Solomon is a density modification program. Initially it is used to select one of the enantiomorph structures. Results from these runs are stored in 5-solomon/hand1 and 5-solomon/hand2 subdirectories. The structure with highest contrast and correlation level is selected, and its optimized structure factors (5_SOLOMON_F, 5_SOLOMON_SIGF, 5_SOLOMON_PHIB), HL coefficients (5_SOLOMON_HLA, 5_SOLOMON_HLB, 5_SOLOMON_HLC, 5_SOLOMON_HLD) and FoM (5_SOLOMON_FOM) are written into the file workdb/crank.out.5-SOLOMON.mtz. At the next step Solomon is used for density modification for the selected hand. Output files and column labels are the same as above but with the step number changed to 6.

6) Buccaneer

Improved map coefficients are used as an input for Buccaneer-Refmac pipeline for model building. The number of built and sequenced residues, and the number of built chains can be found in the file log/7-buccaneer-logfile.

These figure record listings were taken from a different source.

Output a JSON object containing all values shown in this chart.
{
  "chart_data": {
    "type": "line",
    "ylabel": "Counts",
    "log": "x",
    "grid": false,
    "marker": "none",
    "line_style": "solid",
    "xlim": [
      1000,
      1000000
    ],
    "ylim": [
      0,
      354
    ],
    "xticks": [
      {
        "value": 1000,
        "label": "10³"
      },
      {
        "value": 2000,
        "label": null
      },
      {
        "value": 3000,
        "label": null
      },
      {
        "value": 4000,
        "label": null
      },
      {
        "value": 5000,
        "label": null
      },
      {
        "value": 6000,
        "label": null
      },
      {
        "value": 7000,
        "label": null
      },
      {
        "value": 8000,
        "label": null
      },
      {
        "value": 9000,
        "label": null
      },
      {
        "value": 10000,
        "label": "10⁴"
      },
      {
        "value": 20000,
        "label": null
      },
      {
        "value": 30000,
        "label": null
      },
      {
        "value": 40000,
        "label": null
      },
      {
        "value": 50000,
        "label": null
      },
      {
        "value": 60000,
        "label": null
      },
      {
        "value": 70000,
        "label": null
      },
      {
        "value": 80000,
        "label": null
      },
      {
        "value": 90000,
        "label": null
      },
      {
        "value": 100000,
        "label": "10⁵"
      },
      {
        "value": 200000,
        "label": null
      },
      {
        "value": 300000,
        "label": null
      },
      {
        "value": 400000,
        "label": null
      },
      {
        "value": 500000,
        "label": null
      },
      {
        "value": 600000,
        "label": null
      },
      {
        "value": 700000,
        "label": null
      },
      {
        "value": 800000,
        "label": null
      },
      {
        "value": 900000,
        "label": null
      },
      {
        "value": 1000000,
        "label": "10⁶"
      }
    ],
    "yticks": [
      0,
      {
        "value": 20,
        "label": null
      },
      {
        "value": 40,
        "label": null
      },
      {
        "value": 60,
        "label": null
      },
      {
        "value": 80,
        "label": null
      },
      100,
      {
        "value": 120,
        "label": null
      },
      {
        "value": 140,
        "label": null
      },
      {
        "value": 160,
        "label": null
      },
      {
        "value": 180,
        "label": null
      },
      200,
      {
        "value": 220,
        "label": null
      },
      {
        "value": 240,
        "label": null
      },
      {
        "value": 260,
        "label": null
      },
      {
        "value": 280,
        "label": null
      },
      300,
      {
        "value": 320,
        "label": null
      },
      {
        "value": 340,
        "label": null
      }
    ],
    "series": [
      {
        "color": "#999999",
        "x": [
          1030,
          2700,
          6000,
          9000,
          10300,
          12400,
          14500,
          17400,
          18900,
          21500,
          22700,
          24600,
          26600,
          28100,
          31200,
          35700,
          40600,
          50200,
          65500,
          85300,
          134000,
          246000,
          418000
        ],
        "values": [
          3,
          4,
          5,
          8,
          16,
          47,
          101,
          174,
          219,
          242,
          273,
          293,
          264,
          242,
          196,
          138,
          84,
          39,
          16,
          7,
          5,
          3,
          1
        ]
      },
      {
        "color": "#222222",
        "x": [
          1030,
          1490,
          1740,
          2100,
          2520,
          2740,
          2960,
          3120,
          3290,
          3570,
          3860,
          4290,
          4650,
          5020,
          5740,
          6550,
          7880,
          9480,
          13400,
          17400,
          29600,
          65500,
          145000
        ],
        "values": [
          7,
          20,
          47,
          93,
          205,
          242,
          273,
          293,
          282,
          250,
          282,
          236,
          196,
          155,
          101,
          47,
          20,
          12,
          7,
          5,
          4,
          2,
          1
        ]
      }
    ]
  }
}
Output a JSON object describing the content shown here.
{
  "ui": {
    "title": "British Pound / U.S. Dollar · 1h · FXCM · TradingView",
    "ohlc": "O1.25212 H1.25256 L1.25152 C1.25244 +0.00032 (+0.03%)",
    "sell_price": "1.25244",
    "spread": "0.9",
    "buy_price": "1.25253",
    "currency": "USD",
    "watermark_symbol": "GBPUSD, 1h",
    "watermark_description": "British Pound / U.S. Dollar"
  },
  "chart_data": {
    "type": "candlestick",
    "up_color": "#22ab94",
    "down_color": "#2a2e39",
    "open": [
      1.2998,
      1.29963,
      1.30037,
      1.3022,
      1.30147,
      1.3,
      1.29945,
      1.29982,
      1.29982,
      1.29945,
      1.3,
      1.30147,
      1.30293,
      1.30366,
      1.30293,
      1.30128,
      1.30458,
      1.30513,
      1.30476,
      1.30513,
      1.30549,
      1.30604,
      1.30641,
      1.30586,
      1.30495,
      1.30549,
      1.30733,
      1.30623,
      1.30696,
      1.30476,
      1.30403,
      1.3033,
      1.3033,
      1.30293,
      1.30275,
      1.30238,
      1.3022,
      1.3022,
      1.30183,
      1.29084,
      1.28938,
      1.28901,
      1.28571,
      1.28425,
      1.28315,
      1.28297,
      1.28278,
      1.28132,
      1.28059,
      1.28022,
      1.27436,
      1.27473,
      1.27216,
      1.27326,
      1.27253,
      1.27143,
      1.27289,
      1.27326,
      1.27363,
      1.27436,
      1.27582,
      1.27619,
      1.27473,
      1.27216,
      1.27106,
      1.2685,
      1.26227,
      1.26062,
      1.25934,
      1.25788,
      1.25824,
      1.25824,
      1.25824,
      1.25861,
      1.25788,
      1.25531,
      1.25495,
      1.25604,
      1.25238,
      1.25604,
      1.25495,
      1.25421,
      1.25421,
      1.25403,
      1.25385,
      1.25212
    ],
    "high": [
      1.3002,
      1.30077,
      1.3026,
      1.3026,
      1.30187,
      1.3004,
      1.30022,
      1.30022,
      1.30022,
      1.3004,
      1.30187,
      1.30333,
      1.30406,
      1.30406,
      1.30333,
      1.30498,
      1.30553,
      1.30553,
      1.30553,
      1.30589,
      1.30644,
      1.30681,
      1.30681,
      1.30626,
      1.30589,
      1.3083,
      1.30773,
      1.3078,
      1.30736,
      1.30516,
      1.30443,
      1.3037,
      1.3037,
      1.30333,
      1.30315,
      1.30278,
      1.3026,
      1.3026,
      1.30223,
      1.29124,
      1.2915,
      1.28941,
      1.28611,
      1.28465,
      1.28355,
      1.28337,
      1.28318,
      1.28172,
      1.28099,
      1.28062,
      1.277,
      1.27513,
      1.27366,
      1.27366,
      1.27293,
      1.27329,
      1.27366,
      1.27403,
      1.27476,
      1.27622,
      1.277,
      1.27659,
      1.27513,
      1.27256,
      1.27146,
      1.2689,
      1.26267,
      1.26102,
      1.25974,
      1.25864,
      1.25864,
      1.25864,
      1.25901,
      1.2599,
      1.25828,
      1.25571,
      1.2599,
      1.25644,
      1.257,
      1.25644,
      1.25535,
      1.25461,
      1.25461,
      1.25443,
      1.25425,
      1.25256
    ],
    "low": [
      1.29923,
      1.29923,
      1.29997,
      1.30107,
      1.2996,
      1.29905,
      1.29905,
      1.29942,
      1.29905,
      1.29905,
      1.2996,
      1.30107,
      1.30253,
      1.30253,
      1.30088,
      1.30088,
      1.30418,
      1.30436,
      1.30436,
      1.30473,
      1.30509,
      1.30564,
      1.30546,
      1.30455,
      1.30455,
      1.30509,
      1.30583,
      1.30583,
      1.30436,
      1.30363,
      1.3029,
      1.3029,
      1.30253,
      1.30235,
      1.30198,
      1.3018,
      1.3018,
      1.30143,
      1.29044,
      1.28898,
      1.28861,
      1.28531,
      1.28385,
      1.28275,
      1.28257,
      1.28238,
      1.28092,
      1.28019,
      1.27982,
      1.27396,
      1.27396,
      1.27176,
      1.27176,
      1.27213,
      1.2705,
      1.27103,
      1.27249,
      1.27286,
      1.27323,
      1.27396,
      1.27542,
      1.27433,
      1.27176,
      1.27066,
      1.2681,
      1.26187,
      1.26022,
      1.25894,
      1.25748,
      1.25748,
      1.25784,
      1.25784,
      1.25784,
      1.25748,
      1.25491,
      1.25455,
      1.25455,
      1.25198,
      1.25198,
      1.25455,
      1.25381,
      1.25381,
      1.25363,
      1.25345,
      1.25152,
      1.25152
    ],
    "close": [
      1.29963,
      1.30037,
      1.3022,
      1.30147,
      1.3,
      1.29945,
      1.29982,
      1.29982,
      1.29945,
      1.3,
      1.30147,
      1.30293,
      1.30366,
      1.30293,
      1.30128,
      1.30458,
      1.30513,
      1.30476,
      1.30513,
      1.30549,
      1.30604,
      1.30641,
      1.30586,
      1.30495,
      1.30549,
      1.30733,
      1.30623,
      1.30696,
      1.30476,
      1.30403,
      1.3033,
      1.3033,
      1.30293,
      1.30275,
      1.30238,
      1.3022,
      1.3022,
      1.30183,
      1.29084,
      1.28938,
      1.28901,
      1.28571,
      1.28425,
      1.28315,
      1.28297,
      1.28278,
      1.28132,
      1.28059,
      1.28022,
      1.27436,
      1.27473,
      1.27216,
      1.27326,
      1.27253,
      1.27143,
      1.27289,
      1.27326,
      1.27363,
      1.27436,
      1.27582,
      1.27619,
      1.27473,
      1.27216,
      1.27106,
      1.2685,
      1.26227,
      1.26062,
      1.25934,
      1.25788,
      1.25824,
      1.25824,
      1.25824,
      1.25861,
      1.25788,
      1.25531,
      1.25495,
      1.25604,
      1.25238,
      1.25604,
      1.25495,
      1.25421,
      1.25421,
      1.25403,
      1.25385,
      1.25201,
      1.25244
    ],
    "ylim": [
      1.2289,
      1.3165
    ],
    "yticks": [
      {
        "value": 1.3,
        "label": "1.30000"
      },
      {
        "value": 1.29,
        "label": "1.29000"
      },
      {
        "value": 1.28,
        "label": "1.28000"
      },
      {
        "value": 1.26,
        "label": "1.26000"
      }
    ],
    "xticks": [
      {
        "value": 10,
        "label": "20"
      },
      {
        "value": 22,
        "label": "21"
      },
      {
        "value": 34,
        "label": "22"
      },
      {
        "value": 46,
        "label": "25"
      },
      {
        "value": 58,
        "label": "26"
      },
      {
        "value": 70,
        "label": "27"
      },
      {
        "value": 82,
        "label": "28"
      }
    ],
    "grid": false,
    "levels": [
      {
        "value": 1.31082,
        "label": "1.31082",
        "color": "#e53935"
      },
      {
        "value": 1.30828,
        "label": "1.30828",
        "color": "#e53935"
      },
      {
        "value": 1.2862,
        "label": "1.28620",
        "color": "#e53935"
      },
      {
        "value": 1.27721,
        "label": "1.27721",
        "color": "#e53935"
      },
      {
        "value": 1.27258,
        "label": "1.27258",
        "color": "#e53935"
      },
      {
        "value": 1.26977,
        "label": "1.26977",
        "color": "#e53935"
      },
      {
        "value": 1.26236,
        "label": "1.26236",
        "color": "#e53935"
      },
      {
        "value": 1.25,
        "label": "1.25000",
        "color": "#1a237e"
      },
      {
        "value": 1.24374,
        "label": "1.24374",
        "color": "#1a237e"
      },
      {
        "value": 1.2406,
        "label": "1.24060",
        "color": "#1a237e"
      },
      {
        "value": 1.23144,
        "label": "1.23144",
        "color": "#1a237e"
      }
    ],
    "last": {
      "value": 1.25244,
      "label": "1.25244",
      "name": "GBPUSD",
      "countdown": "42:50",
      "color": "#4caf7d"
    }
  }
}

The files crank.out.7_BUCCANEER.mtz and crank.out.7_BUCCANEER.pdb present the final map coefficients and model, respectively. These files would open automatically in Coot if the check box Display results with Coot has been selected. Coot button is also available at the end of the result page.

5.4. What next

Not long ago, solving GeRe structure and building the model using the inflection data would not have been a trivial task. However, the new Crank, version 1.5, builds more than 90% complete model automatically with the default parameters (see Buccaneer summary at the end of the result page). Given such a good model we can immediately proceed to refinement against native data of higher resolution. Run refmac5 using the output model from Crank and native GerE data ($CCP4/examples/tutorial/data/gere_MAD_nat.mtz, columns F_nat and SIGF_nat) and inspect refined model and maps in Coot (there is a Coot button in the Refmac result page). At this point it should be already easy to finalise the model manually. It is also possible to try ARP/wARP before proceeding to manual work.